Ryan North’s How To Invent Everything is a work that takes a similar staring point to Sam Sheridan’s The Disaster Diaries, this time imagining the reader as a time traveler whose FC3000 personal time travel device has malfunctioned, stranding them in the past. Since the FC3000 cannot be repaired, this user’s guide suggests ways for the chrononaut to nudge scientific progress along, or even “build a civilization from the ground up.”

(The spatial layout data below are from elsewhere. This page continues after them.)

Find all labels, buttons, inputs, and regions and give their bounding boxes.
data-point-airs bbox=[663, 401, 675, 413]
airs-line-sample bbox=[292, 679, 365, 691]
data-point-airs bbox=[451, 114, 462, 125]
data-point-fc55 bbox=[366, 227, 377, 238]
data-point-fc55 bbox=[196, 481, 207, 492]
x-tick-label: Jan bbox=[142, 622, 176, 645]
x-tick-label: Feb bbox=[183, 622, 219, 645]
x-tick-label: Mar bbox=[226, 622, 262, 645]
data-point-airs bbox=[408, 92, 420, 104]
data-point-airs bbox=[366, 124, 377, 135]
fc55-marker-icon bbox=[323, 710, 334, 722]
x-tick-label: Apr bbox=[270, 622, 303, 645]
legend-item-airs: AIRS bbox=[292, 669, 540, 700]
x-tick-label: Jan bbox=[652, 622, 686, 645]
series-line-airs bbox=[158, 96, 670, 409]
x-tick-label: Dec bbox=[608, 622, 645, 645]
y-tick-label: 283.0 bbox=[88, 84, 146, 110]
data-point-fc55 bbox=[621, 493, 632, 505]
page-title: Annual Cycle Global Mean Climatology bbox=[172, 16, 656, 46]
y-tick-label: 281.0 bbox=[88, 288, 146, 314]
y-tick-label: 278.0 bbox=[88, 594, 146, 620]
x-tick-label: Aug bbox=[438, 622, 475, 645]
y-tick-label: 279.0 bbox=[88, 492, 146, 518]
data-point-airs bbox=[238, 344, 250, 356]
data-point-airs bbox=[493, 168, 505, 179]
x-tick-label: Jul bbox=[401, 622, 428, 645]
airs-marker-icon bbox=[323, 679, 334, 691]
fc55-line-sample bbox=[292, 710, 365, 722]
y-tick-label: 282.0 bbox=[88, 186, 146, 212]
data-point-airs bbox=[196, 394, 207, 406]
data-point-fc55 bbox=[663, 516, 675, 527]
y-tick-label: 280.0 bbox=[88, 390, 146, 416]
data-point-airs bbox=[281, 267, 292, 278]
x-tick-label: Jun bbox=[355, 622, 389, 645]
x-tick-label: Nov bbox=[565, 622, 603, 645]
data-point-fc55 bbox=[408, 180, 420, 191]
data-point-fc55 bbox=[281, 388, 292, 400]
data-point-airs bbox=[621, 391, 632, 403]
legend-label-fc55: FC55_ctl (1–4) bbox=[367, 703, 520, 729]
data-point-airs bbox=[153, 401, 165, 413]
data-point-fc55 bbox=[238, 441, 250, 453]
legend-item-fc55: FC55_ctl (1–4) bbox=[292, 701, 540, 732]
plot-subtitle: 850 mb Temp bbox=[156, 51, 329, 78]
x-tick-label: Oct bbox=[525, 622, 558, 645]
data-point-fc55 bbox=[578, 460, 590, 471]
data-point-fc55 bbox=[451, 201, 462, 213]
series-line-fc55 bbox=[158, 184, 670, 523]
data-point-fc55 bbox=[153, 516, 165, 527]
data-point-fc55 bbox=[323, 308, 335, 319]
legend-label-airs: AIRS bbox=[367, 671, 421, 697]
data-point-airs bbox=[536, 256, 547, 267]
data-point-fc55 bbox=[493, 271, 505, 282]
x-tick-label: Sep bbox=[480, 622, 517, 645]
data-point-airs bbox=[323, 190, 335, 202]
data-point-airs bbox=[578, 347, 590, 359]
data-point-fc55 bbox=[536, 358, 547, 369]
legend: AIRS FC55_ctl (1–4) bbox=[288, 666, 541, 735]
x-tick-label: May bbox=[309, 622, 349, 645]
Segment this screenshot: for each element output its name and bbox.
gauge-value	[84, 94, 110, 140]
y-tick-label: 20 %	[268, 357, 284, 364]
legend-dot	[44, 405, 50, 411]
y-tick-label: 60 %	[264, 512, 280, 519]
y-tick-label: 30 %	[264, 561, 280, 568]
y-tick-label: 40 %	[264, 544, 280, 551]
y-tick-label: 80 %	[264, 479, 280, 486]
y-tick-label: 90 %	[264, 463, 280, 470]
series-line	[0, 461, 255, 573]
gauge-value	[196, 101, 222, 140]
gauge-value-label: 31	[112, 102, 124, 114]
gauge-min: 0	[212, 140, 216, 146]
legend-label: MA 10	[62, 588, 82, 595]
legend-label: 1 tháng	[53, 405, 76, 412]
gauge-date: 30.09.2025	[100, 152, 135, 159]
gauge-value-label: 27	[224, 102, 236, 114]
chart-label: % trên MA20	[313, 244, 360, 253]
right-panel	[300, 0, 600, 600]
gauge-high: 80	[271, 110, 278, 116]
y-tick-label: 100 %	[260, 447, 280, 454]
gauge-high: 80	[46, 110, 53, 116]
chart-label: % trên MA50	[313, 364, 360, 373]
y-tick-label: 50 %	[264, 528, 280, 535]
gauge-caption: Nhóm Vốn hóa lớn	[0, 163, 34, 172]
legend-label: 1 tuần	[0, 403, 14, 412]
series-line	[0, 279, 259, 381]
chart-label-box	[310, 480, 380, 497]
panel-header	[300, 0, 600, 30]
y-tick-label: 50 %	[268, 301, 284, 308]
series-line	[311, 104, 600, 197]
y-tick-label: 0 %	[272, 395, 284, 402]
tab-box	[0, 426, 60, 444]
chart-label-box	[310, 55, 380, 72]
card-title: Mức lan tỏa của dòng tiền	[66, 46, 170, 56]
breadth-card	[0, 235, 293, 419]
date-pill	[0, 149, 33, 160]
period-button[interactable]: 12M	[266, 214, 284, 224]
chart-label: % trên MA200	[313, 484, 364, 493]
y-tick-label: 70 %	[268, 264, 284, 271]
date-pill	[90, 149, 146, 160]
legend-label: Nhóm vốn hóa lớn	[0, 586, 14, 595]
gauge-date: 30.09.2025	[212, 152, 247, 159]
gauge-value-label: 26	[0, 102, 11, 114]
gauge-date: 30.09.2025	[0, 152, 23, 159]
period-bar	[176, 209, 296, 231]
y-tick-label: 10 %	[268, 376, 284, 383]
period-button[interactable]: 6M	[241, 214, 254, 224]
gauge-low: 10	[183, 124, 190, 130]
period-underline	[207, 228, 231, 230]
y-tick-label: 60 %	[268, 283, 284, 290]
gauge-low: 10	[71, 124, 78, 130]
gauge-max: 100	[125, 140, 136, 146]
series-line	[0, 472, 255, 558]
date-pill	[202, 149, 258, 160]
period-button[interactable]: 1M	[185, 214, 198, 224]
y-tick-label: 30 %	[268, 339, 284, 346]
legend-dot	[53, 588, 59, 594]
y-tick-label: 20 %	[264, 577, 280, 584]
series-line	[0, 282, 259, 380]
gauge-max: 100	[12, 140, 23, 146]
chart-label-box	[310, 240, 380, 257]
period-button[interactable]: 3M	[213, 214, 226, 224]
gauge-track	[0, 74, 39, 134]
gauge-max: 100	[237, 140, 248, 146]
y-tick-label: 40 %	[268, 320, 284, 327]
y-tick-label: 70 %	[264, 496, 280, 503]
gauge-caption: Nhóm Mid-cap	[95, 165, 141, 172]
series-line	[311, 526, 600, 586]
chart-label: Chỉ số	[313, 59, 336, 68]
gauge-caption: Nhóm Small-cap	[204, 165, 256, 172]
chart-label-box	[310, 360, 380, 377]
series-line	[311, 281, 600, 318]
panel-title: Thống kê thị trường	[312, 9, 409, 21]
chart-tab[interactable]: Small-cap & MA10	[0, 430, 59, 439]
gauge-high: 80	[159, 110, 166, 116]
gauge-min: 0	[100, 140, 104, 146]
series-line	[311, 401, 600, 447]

What this is then is an entertaining and informative survey of Big History, taking us through the essential highlights of human invention from agriculture and writing to buttons and baby forceps. And as a guidebook it may be worth holding on to even if we never do figure out time travel. There may be another dark age ahead, requiring us to build our civilization from scratch all over again.

Sci-Fi Chronicles

Sci-Fi Chronicles
Ed. by Guy Haley

Reference books are a tough market in the days of Google and Wikipedia, but Sci-Fi Chronicles is one worth checking out. A combination timeline and encyclopedia of the genre, it’s a terrific compilation of information that’s lavishly illustrated and surprisingly well written. Covering fiction, film, television, and videogames, it’s the kind of guide that invites a browsing frenzy. One can quibble over some of the selections (I would have left out the superheroes), and biases (Asian SF isn’t well represented), but overall the coverage is excellent, ranging from the giant franchises like Star Trek and Star Wars to entries on leading authors of the golden age.